Malay had functioned as a lingua franca across the archipelago for centuries. By the time it was officially adopted by the Indonesian nationalist movement in 1928, it had already emerged as a rallying symbol of resistance to colonial politics. Malay’s role evolved in part due to the absence of a Dutch equivalent to Macaulay—the man who introduced English language education in India. Under the Dutch colonial administration, “native” Indonesians were discouraged from learning Dutch, so that unlike English in India, the colonial language of Dutch was not of much use in enabling nationalist consciousness in Indonesia.
The contrast between India’s and China’s linguistic trajectories highlights their strengths and weaknesses. India reflects its choice of democracy and diversity at the risk of messiness and centrifugal tendencies. China, where the ability to impose a single language was facilitated by a common writing system, reflects the prioritisation of a strong state making decisions in the long-term ‘interests’ of the nation, untrammelled by the inconvenience of the vote
Malay, on the other hand, had long been used by traders across the Southeast Asian region as the language of communication. Indonesian nationalists were keenly aware of the need to avoid conflating nationalism with any single ethnicity or religion, given the complex plurality that they were attempting to weave into a coherent unity. Hence the engineering of a minority language, Malay, into the national language: the Bahasa Indonesia of today.

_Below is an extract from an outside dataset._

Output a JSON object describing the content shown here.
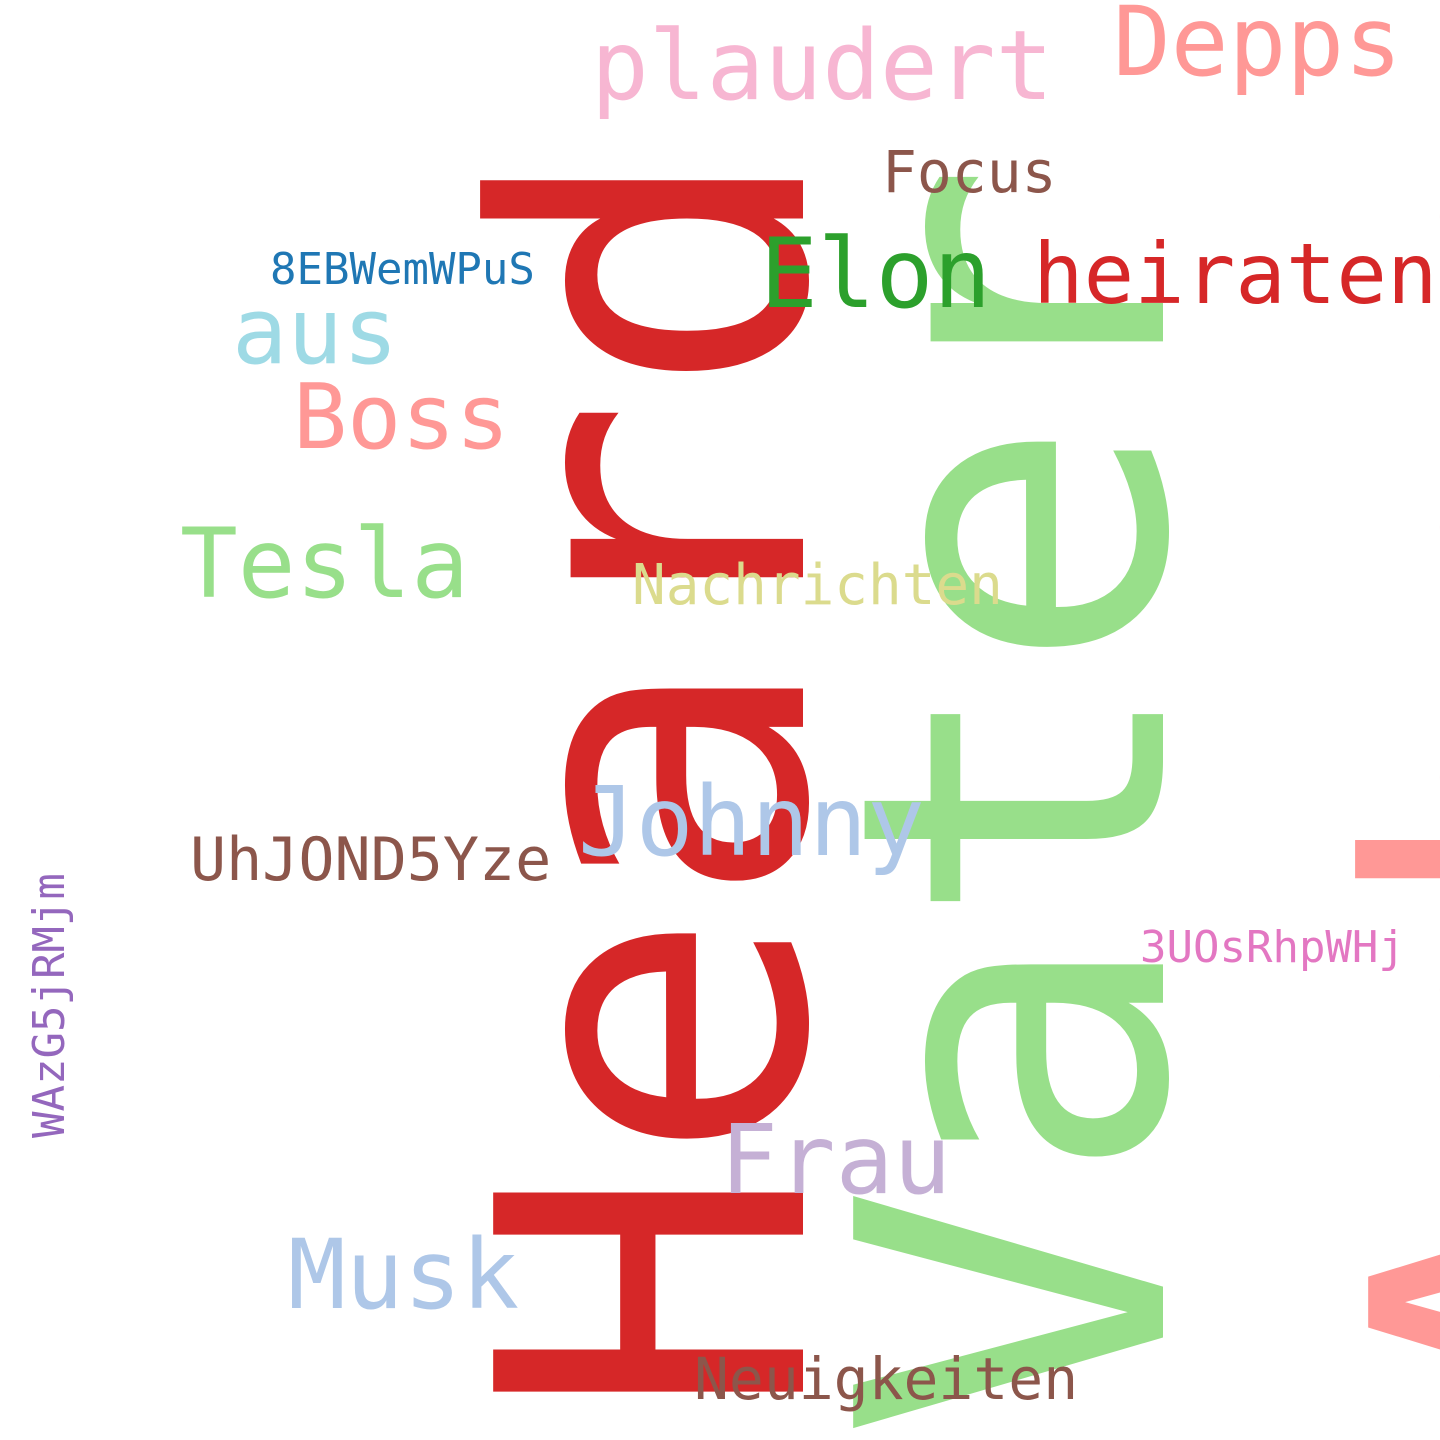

Bahasa Indonesia was also a simple and flexible language that had soaked up loan words from divergent cultural milieux. Its amalgamation of words, borrowed from Sanskrit, Javanese, Persian, Arabic, Chinese, Portuguese, Dutch and English, is synthesised with a no-fuss grammar, and written in the Roman script.

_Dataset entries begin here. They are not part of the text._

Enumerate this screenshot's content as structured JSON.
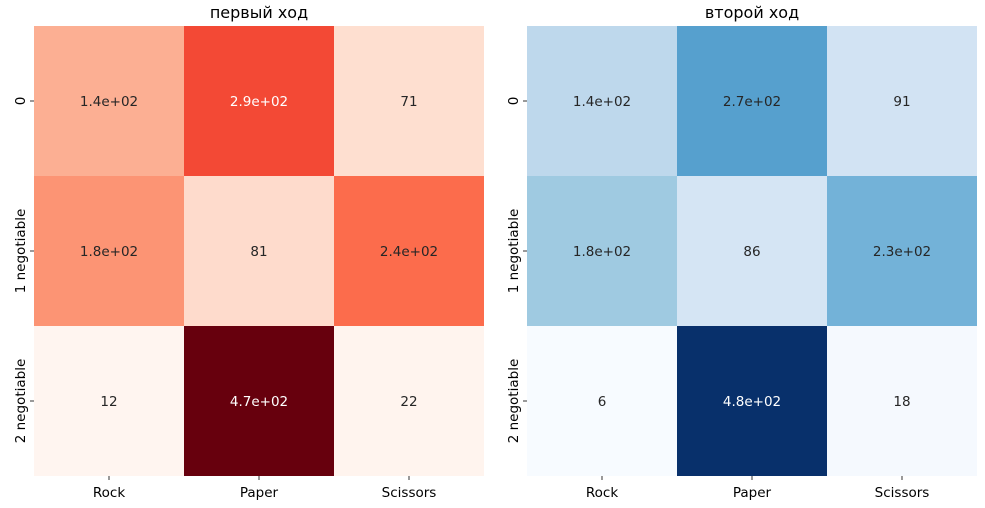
{
  "chart_data": [
    {
      "type": "heatmap",
      "title": "первый ход",
      "colormap": "Reds",
      "colors": [
        "#fff5f0",
        "#67000d"
      ],
      "x_categories": [
        "Rock",
        "Paper",
        "Scissors"
      ],
      "y_categories": [
        "0",
        "1 negotiable",
        "2 negotiable"
      ],
      "values": [
        [
          140,
          290,
          71
        ],
        [
          180,
          81,
          240
        ],
        [
          12,
          470,
          22
        ]
      ],
      "annotations": [
        [
          "1.4e+02",
          "2.9e+02",
          "71"
        ],
        [
          "1.8e+02",
          "81",
          "2.4e+02"
        ],
        [
          "12",
          "4.7e+02",
          "22"
        ]
      ],
      "cell_colors": [
        [
          "#fcaf93",
          "#f34935",
          "#fedfd0"
        ],
        [
          "#fc9474",
          "#fedbcc",
          "#fc6c4c"
        ],
        [
          "#fff5f0",
          "#67000d",
          "#fff4ee"
        ]
      ],
      "colorbar": false
    },
    {
      "type": "heatmap",
      "title": "второй ход",
      "colormap": "Blues",
      "colors": [
        "#f7fbff",
        "#08306b"
      ],
      "x_categories": [
        "Rock",
        "Paper",
        "Scissors"
      ],
      "y_categories": [
        "0",
        "1 negotiable",
        "2 negotiable"
      ],
      "values": [
        [
          140,
          270,
          91
        ],
        [
          180,
          86,
          230
        ],
        [
          6,
          480,
          18
        ]
      ],
      "annotations": [
        [
          "1.4e+02",
          "2.7e+02",
          "91"
        ],
        [
          "1.8e+02",
          "86",
          "2.3e+02"
        ],
        [
          "6",
          "4.8e+02",
          "18"
        ]
      ],
      "cell_colors": [
        [
          "#bed8ec",
          "#56a0ce",
          "#d2e3f3"
        ],
        [
          "#9fcae1",
          "#d5e5f4",
          "#73b2d8"
        ],
        [
          "#f7fbff",
          "#08306b",
          "#f5f9fe"
        ]
      ],
      "colorbar": false
    }
  ]
}
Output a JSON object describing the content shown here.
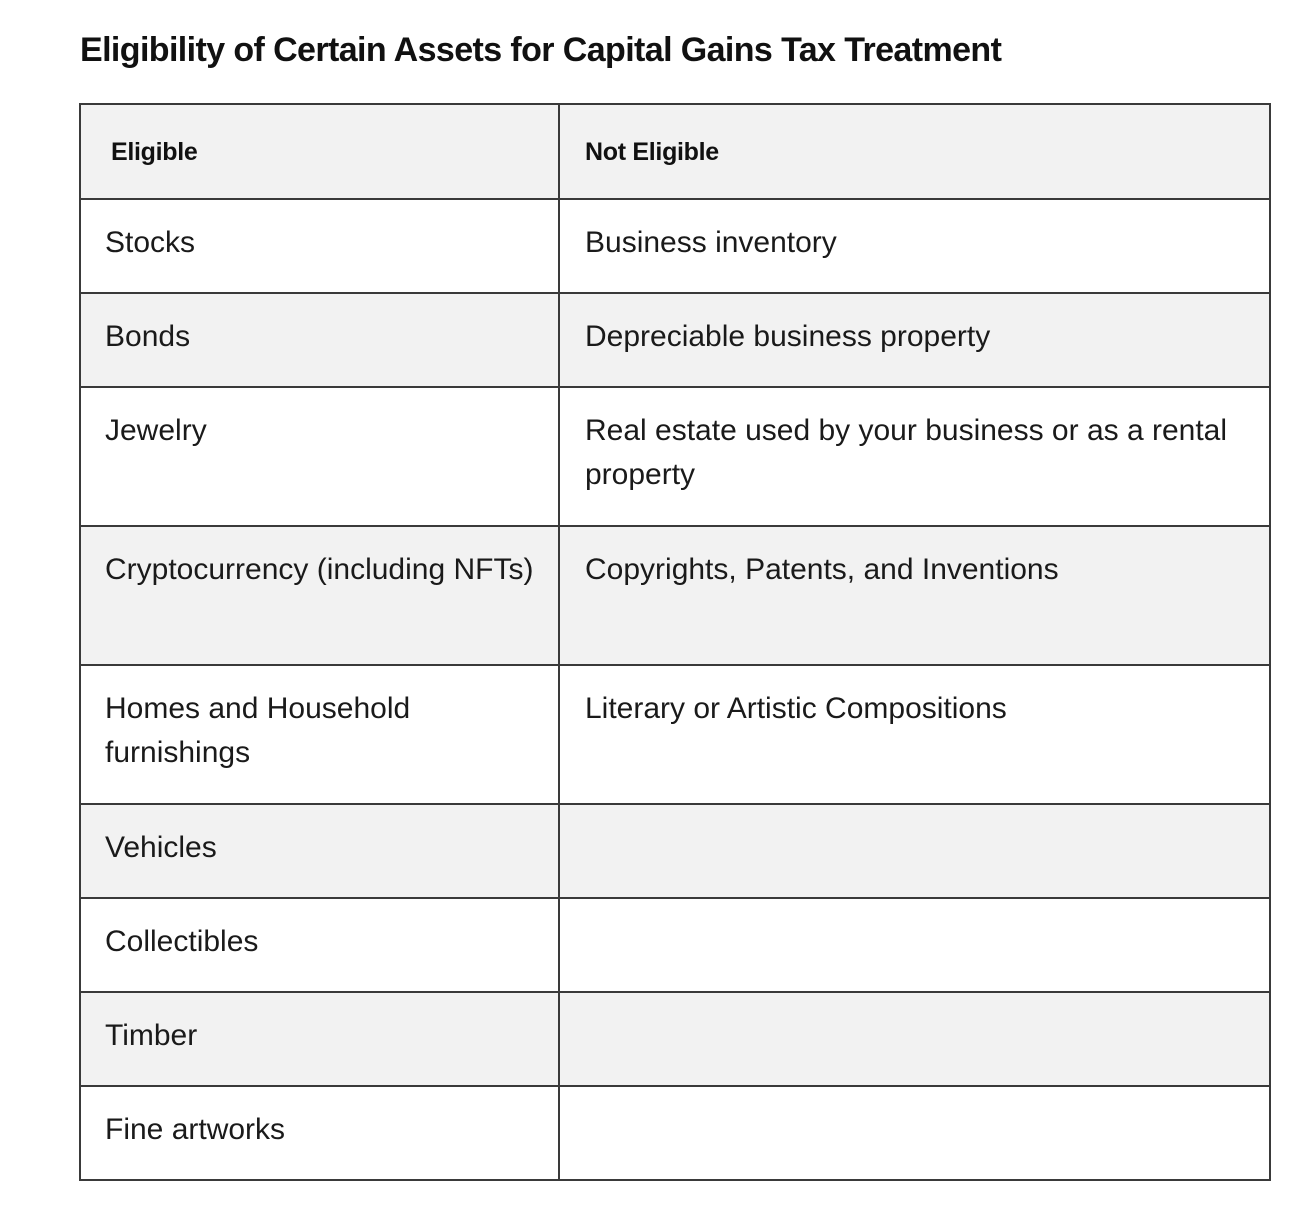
{
  "title": "Eligibility of Certain Assets for Capital Gains Tax Treatment",
  "table": {
    "headers": [
      "Eligible",
      "Not Eligible"
    ],
    "rows": [
      [
        "Stocks",
        "Business inventory"
      ],
      [
        "Bonds",
        "Depreciable business property"
      ],
      [
        "Jewelry",
        "Real estate used by your business or as a rental property"
      ],
      [
        "Cryptocurrency (including NFTs)",
        "Copyrights, Patents, and Inventions"
      ],
      [
        "Homes and Household furnishings",
        "Literary or Artistic Compositions"
      ],
      [
        "Vehicles",
        ""
      ],
      [
        "Collectibles",
        ""
      ],
      [
        "Timber",
        ""
      ],
      [
        "Fine artworks",
        ""
      ]
    ]
  }
}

Choosing a simplified national language as China and Indonesia did, arguably helped increase literacy in these countries. When the communists took over Mainland China, the adult literacy rate in the country was below 20 per cent. It is now over 96 per cent. Indonesia boasts a similarly impressive trajectory. When Jakarta declared its independence from the Netherlands in 1945, only 5 per cent of Indonesians could read and write. This figure is now up to over 95 per cent.
In contrast, the adult literacy rate in India remains low, at only 77-odd per cent. It’s possible that the sheer abundance of languages in India and their varying importance to personal success—local, regional, Hindi and English, have hampered policy efforts to improve literacy.

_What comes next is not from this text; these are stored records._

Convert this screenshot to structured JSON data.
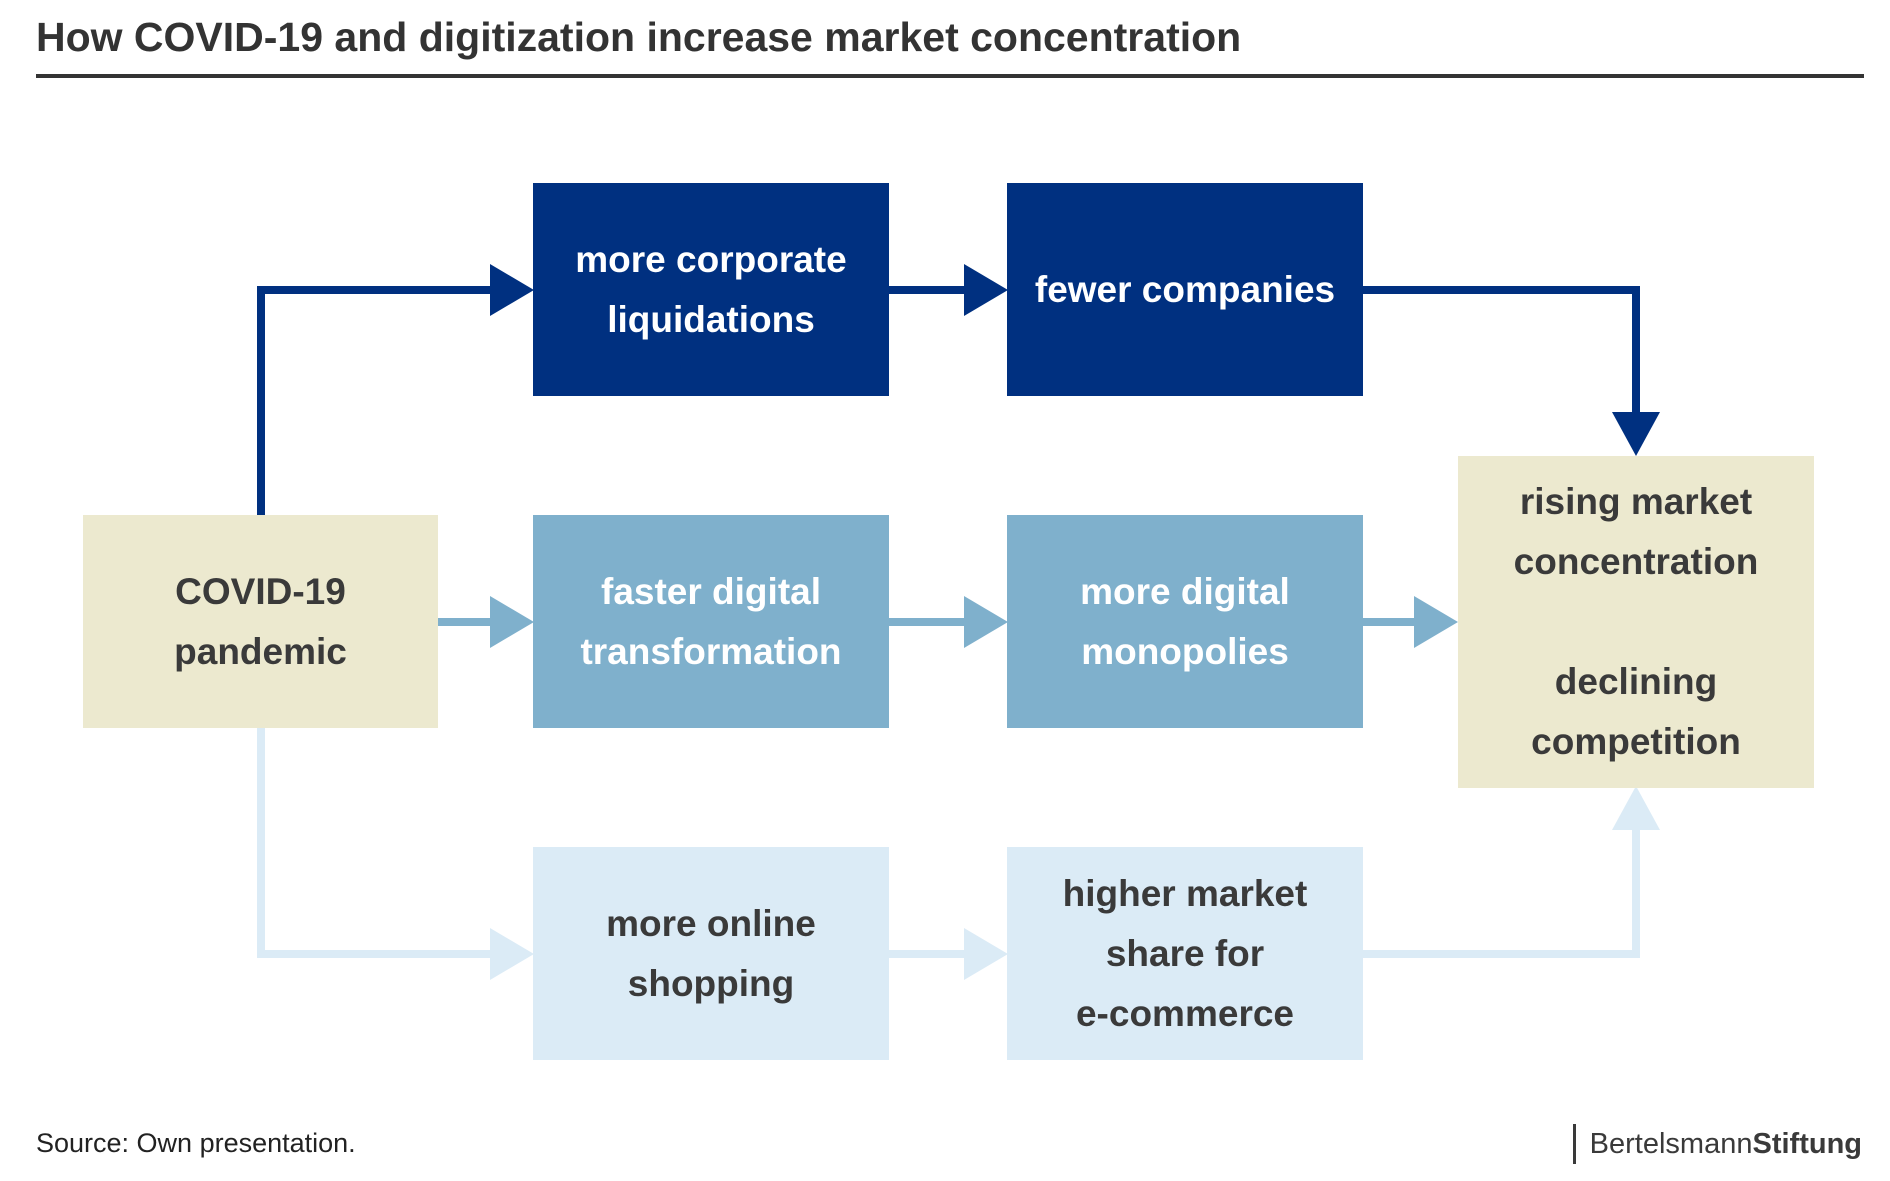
{
  "title": "How COVID-19 and digitization increase market concentration",
  "boxes": {
    "covid": [
      "COVID-19",
      "pandemic"
    ],
    "liquidations": [
      "more corporate",
      "liquidations"
    ],
    "fewer": [
      "fewer companies"
    ],
    "digital_transformation": [
      "faster digital",
      "transformation"
    ],
    "digital_monopolies": [
      "more digital",
      "monopolies"
    ],
    "online_shopping": [
      "more online",
      "shopping"
    ],
    "ecommerce": [
      "higher market",
      "share for",
      "e-commerce"
    ],
    "outcome": {
      "line1": [
        "rising market",
        "concentration"
      ],
      "line2": [
        "declining",
        "competition"
      ]
    }
  },
  "colors": {
    "dark_blue": "#003080",
    "mid_blue": "#7fb0cc",
    "light_blue": "#dbebf6",
    "beige": "#ece9cf",
    "text_dark": "#3a3a3a"
  },
  "footer": {
    "source": "Source: Own presentation.",
    "logo_regular": "Bertelsmann",
    "logo_bold": "Stiftung"
  }
}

It isn’t all good news for single-national language nations, however. Smaller language groups in countries like China and Indonesia are threatened to a greater extent than in India. One of every four Indonesian languages, for example, is considered endangered. There hasn’t been a daily newspaper in Javanese, the “native language” of the archipelago’s largest ethnic group, for decades.
The language-nation link is thorny. India has probably avoided balkanisation and therefore ensured its survival as a nation because it eschewed a national idiom, in effect strengthening its political viability by allowing linguistically centrifugal forces. It was an unusual— but I would argue courageous—decision to focus on diversity as the basis for the nation’s unifying glue. Consequently, what makes us Indians is not any one language or ethnicity or god, but our belief in the value of plurality.
When it comes to languages and nations, there is no one-size-fits-all solution. Tongues are tangled, and as is evident from some of the recent utterances of Indian politicians, they can be forked too. Hindi is not Indian, and if it were, India would not exist. Hindistan would not just be India by another name; and it certainly wouldn’t smell as sweet.